Today In History: The Enabling Act Gives Adolf Hitler Absolute Power  (1933)

Today In History: The Enabling Act Gives Adolf Hitler Absolute Power (1933)

Jeanette Lamb - March 23, 2017

On this day in 1933, The Enabling Act was passed, giving Adolf Hitler unquestioned power over Germany. The Enabling Act circumvented any checks and balances and enabled Hitler, and Hitler alone, to pass laws. Additionally, it granted him plenary powers: complete and absolute power to act in any situation, without limitations.

Today In History: The Enabling Act Gives Adolf Hitler Absolute Power  (1933)
Huffington Post

The official name of the Enabling Act was: Law to Remedy the Distress of People of the Reich. Prior to its passage, there had been a great deal of debate within the Central Party. The former Chancellor stood in opposition to its passage. One of the Enabling Act’s biggest proponents was the Centre Party’s chairman who was also a Catholic priest. Ludwig Kaas had met with Hitler and agreed to advocate voting for the Act’s passage in exchange for protection over the church’s civil liberties.

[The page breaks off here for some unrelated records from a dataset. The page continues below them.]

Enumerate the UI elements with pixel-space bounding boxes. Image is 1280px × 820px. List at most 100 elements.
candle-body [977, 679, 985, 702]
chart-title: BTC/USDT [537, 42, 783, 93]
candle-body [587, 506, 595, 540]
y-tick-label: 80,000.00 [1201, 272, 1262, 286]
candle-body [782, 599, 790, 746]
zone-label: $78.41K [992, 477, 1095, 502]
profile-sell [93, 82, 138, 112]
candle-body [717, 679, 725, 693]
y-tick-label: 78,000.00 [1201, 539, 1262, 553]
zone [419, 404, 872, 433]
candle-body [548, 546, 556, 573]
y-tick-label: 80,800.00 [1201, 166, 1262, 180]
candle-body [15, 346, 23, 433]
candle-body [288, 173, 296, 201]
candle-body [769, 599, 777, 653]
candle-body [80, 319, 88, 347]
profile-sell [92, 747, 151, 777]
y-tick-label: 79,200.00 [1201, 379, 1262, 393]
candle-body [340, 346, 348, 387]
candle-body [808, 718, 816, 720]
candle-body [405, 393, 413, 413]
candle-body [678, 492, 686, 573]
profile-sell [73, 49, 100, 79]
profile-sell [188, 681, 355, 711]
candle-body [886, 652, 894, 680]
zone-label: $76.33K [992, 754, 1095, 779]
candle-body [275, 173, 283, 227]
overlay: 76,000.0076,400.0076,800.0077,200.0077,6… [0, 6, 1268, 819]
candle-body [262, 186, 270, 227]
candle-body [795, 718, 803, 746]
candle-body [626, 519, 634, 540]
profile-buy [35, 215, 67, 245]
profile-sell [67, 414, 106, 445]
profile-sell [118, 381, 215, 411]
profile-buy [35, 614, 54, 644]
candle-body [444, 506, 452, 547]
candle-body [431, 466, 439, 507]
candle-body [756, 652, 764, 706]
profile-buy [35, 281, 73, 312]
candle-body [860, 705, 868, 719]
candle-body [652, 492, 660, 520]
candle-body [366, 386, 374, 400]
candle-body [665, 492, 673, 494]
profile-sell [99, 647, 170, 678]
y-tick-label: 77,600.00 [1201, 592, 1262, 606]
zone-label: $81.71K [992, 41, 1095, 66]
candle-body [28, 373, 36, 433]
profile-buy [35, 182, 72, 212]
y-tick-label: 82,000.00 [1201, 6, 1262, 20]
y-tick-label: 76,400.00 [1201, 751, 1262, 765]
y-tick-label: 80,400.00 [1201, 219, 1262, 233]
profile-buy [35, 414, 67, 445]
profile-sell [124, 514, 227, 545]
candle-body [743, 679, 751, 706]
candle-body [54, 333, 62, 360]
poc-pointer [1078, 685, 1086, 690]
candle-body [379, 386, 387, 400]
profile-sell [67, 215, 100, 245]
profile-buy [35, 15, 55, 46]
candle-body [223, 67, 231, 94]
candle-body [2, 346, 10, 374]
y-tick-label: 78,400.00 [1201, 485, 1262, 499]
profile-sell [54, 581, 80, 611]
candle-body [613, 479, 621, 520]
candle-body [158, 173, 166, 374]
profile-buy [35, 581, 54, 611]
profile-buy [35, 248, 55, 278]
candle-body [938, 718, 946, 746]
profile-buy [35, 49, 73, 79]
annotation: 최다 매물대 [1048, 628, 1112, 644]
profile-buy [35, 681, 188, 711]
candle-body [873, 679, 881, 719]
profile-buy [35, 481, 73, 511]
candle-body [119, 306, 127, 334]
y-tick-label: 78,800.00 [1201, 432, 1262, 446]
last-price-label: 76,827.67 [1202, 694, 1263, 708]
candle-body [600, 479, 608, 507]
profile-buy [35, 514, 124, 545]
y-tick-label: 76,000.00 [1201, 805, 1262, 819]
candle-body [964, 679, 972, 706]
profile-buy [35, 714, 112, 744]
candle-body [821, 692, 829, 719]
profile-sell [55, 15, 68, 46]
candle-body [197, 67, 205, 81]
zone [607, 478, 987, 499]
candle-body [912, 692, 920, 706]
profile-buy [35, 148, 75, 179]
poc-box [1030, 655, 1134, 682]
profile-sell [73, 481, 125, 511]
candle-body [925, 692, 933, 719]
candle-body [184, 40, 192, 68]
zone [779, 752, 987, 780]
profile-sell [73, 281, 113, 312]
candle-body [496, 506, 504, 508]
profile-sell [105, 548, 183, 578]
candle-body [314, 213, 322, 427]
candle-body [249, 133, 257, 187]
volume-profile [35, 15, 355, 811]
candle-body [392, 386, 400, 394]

For the Enabling Act to be passed into law, at least two-thirds of Reichstag members were required to vote. The minimum number of members needed to make up the quorum was lowered from 432 to 378. This was done in order to not count 81 votes cast by the KDP (Communist Party). The Nazi party had used anti-communist rhetoric to justify large swaths of their agenda.

Communist ideologies took direct aim at religion, denouncing it as “the opiate of the masses.” Hitler made use of church fears by offering protection from communism, but his overarching motive was not rooted in anything more than obtaining unlimited power. After the Enabling Act’s passage, he used his new powers to eliminate his opposition parties, thus transforming Germany into a single-party state.

With the Enabling Act, the Nazi government could pass laws totally free of opposition. Radical by design, the Act allowed unlimited deviation from the Constitution, rendering it obsolete along with the Reichstag, whose members were left politically impotent. On July 14, 1933 a law was passed making the Nazi Party the only legally recognized political entity in Germany.